A
ngèle aime Gilles, mais Gilles a d'autres projets en tête : devenir le plus grand bandit de la région. Et il n'entend pas s'encombrer d'une femme dans sa route vers la gloire. La belle jeune fille devra donc trouver un autre moyen de fuir la vie monotone de son petit village pour parcourir le monde et ses innombrables chemins. Les dangers ne sont pas rares pour qui souhaite mener une vie de nomade. Brigands et détrousseurs en tous genres écument les routes, au grand dam d'une maréchaussée parfois dépassée par les événements. Heureusement, Angèle a du caractère. Et il en faudra pour surmonter toutes les épreuves à venir.
Avec La belle coquetière, Jean-Claude Servais offre à ses lecteurs un bel exemple des histoires qu'il affectionne. Vie rurale dans une nature à la fois complice et hostile, truands et autres hors-la-loi qui dament le pion aux forces de l'ordre, vieilles croyances populaires et peur larvée du satanisme... c'est toute une époque qu'il peint avec sa classe habituelle. Ses thèmes sont récurrents, il est vrai, et d'aucuns pourraient le lui reprocher, mais une telle constance dans la qualité est tout de même remarquable, tout comme l'est son attachement à sa région. Au-delà d'ambiances reconnaissables au premier coup d'œil, le style de cet auteur du terroir s'exprime également dans les personnages qu'il met en scène, eux qui ne sont jamais ce qu'ils paraissent être. Tromperies, mensonges et faux-semblants font ainsi partie de leur quotidien, comme une règle de survie à respecter en ces temps difficiles. Leur personnalité, en particulier celle des femmes, gagne aussi en force à mesure que le récit progresse. Cette histoire, comme toutes celles de Servais, se profile donc comme une ode à la femme qui, consciente de son pouvoir et de ses atouts, les met à son propre service pour sortir d'un monde dominé par les hommes.

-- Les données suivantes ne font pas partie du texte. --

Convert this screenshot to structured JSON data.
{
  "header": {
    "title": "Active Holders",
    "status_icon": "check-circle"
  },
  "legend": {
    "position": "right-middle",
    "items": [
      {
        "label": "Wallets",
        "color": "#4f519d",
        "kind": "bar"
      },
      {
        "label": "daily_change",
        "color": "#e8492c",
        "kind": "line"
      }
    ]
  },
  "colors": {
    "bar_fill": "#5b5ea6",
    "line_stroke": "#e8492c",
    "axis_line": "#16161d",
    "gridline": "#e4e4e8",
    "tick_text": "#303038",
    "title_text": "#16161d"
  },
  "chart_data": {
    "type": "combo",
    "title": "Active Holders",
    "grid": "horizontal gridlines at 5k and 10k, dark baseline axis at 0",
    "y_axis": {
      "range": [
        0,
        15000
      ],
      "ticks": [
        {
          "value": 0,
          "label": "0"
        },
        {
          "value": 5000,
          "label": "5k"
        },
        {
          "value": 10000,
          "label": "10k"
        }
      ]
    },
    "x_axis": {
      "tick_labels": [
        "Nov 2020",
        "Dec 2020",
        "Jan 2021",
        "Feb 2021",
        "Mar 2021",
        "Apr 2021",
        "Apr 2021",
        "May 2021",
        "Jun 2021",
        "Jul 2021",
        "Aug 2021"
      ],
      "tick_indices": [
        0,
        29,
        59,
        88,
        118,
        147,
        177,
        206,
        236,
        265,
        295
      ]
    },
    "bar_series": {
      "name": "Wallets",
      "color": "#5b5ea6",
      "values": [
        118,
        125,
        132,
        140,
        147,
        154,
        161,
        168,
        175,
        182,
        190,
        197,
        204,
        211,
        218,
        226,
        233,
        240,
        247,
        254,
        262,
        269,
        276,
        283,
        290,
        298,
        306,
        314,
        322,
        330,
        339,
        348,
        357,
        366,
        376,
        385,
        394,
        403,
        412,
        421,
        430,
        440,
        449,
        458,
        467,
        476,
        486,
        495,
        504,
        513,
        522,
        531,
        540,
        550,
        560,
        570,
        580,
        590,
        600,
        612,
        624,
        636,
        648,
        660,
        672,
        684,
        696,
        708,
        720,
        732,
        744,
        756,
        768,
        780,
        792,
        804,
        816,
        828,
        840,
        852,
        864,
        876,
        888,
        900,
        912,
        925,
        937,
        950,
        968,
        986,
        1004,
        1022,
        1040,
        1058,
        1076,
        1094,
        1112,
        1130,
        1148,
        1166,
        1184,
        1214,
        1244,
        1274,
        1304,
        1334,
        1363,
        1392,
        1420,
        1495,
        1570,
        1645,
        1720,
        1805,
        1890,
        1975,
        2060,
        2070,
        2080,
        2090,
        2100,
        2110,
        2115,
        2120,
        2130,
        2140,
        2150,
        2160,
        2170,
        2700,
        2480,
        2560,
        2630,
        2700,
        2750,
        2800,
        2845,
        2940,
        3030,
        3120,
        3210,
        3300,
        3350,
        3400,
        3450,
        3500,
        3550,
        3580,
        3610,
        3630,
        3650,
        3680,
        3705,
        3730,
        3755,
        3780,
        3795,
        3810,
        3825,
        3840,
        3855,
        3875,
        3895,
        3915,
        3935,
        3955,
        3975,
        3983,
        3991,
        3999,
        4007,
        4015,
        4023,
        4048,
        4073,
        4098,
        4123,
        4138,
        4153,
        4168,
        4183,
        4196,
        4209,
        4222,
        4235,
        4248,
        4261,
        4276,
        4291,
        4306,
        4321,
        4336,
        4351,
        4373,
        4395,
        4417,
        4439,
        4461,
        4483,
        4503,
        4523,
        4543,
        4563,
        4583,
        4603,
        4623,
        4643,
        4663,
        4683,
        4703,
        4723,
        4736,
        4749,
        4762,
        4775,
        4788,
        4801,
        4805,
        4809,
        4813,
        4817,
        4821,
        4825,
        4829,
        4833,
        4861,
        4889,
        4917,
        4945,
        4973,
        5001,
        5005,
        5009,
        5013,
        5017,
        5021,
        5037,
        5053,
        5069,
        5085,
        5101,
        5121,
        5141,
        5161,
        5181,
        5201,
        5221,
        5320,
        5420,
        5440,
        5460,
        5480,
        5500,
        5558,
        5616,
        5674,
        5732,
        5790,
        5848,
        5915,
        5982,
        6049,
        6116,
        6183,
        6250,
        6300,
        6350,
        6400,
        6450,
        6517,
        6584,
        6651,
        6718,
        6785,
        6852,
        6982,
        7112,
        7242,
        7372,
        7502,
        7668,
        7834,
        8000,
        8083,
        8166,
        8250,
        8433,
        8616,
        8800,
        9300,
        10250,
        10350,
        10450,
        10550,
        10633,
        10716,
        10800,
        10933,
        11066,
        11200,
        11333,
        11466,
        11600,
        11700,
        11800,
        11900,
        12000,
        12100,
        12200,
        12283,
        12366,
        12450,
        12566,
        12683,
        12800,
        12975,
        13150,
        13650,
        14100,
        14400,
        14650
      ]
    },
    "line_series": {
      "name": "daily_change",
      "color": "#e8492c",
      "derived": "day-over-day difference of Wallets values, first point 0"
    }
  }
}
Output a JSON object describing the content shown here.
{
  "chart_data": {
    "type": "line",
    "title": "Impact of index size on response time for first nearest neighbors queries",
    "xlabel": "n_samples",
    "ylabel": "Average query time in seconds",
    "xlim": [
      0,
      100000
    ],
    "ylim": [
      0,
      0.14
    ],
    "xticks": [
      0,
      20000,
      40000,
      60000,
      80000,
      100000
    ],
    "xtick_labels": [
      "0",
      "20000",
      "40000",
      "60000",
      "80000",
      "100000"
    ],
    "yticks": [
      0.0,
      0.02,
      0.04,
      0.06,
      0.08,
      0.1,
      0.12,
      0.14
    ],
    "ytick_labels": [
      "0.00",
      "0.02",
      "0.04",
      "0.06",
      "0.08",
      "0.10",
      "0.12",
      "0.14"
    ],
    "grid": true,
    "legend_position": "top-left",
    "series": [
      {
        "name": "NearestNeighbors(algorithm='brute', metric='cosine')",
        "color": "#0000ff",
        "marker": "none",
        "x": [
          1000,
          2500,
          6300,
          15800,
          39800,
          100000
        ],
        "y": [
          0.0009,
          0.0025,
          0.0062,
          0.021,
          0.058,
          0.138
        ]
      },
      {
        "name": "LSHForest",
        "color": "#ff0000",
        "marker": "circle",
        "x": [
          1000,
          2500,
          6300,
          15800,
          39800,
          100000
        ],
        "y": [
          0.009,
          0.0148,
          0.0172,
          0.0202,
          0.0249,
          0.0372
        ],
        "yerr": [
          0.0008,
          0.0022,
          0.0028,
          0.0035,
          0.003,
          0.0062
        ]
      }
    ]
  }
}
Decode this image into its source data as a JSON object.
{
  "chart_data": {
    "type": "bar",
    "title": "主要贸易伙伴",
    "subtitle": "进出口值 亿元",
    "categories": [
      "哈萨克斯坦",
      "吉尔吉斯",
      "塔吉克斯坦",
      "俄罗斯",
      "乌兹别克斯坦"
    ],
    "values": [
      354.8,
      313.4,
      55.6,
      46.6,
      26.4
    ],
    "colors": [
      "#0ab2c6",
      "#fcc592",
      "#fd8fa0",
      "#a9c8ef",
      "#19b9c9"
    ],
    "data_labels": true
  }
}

Les vagabondages d'Angèle et de tous ceux qui l'accompagneront sur les routes sont l'occasion pour l'auteur de dépeindre avec bonheur les paysages enivrants d'une nature belle et sauvage. Le trait fin s'accompagne des couleurs tout en luminosité de Raives pour faire de chaque planche le témoin de l'amour d'un grand conteur pour la vie de campagne. Claire lorsqu'elle baigne dans la lumière du jour et obscure lorsqu'elle se fait complice des menus larcins perpétrés par le tout venant, l'atmosphère revêt constamment une beauté qui incite à l'évasion. L'art graphique de Servais, outre cette aptitude à toujours ajouter une touche de poésie dans ses paysages d'un réalisme pourtant inébranlable, prend toute sa valeur dans la représentation d'un corps féminin à la beauté irrésistible. Rien de vulgaire, toutefois, dans l'image que l'auteur en donne, la joliesse et l'apparente fragilité sont plus les forces que les faiblesses de femmes qui ne se livrent jamais complètement, gardant la maîtrise de leur âme alors que leur corps s'offre au désir des hommes.
La belle coquetière, récit savoureux et invitation à redécouvrir un mode de vie qui appartient au passé, occupe une place de choix dans le travail de Jean-Claude Servais, un auteur qui, à l'abri de toutes les modes et de toutes les tendances, aura construit une œuvre qui ne ressemble à aucune autre.